The report includes a substantial number of maps and map extracts. Index diagrams show the coverage of 1:25,000, 1:50,000 and 1:250,000 hardcopy and digital maps produced by Bakosurtanal over large areas of the country. Also indicated is the extent of marine charts showing Exclusive Economic Zone (EEZ), sea-lane bathymetric data, and coastal maps at 1:50,000 and 1:250,000. Geological mapping, soil mapping and land-use mapping are all described, as is the proposed Tsunami Early Warning System.

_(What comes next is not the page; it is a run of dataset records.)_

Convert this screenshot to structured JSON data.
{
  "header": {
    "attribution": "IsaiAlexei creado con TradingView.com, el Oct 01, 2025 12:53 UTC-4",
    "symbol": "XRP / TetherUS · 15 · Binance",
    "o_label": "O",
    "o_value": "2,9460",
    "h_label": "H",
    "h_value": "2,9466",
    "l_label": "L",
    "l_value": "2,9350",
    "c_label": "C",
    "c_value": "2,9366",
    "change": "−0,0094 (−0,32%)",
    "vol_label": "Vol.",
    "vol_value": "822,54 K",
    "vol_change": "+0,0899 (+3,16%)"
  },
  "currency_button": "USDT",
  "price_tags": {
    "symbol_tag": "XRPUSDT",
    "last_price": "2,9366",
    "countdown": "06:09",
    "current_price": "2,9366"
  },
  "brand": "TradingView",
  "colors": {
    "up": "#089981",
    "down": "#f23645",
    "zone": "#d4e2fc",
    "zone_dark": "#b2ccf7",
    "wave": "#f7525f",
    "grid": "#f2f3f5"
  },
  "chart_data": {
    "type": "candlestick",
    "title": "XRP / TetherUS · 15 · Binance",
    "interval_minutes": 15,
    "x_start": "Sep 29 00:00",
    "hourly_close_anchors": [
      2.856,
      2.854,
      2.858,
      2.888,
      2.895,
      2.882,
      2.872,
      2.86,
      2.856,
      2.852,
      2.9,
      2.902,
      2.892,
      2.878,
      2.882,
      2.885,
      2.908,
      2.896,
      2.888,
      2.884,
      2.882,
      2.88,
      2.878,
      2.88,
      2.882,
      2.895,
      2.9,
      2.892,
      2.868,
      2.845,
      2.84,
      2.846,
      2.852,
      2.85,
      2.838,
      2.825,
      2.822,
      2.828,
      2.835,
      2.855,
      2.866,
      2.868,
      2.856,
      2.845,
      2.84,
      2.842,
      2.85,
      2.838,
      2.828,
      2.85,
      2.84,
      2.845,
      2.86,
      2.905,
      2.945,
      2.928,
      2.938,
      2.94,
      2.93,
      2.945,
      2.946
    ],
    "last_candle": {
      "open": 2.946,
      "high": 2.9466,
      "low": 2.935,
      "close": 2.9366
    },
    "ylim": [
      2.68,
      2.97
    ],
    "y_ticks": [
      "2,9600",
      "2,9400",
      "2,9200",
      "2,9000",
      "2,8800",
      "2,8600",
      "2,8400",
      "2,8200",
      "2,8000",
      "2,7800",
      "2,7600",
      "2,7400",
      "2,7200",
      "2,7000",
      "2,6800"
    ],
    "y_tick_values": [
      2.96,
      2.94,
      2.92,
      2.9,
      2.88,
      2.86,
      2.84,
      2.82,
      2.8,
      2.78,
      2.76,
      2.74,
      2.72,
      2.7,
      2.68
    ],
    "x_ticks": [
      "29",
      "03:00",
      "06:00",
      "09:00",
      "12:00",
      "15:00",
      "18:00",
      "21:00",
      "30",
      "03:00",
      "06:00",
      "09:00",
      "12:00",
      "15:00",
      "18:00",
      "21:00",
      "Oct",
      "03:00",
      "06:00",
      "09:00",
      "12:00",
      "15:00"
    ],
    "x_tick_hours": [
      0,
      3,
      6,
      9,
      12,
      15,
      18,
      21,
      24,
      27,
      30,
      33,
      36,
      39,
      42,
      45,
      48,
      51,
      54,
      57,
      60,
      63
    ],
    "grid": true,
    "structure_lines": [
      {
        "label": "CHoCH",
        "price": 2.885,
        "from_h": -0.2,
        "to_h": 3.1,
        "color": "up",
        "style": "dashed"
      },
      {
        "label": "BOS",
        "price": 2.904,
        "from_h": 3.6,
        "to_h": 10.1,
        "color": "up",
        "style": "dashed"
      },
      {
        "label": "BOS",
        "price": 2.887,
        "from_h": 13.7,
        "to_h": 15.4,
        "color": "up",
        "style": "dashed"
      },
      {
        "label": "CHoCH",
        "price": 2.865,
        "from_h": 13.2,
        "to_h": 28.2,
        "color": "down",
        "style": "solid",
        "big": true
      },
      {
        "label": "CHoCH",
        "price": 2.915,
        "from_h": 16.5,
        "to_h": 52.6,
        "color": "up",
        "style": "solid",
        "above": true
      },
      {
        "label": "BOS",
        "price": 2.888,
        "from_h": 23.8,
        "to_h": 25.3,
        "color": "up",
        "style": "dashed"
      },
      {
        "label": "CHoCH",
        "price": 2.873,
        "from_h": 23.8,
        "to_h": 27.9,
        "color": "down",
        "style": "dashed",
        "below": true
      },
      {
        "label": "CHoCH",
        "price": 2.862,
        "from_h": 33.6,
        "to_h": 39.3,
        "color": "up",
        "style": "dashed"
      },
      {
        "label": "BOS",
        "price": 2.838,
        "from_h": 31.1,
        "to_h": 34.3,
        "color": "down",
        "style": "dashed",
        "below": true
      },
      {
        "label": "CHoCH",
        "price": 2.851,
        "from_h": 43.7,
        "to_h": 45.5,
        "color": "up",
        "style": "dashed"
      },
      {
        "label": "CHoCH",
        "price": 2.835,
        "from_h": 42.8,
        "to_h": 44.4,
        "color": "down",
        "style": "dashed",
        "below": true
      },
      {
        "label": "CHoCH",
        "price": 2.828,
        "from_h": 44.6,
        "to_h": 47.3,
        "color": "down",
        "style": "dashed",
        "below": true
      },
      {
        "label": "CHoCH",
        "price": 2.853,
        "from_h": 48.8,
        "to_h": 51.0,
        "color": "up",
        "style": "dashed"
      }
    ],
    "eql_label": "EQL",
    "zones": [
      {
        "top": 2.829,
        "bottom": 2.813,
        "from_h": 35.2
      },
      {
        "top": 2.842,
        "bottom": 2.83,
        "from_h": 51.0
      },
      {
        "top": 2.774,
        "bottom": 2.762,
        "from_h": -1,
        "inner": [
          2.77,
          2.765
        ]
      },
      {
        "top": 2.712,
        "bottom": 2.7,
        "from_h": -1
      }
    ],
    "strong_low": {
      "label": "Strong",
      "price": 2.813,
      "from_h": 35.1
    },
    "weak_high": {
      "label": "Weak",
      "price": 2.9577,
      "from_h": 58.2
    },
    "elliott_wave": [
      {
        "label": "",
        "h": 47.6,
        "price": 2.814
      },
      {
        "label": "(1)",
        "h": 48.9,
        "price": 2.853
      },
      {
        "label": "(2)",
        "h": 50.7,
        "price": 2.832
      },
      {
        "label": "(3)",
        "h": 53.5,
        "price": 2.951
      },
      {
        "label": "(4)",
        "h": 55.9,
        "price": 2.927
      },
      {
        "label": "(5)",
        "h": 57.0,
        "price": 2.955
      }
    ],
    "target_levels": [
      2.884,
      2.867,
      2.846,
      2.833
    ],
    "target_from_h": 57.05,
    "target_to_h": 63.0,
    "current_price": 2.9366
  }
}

What this activity and organisational structure shows is that cartography is proceeding apace in Indonesia. New datasets are being created for a range of applications, from boundary mapping to seismicity monitoring. Map coverage is being gradually extended, and revision of the national topo mapping series (often using SPOT imagery and SLAR) is being given high priority. Public awareness has been raised by educational products and map competitions (Indonesia has a proud record in the Barbara Petchenik children’s map contest), leading to a three-fold increase in map sales from the year 2001 to nearly 2.2 million in 2004.

The SDI is a major initiative within the wider field of government policy and spatial data handling for management and administration. In line with a 2003 presidential decree establishing a new National Telematics Co-ordinating Team (TKTI) to support economic growth with information and communication technology, the Indonesian SDI focuses on five main elements. These are institutional aspects, legal aspects, fundamental dataset aspects, research and development of science and technology related to survey and mapping aspects, and aspects relating to development of human-resource capability. Cartographers contribute to each of these, helping the development of twenty-first-century Indonesia.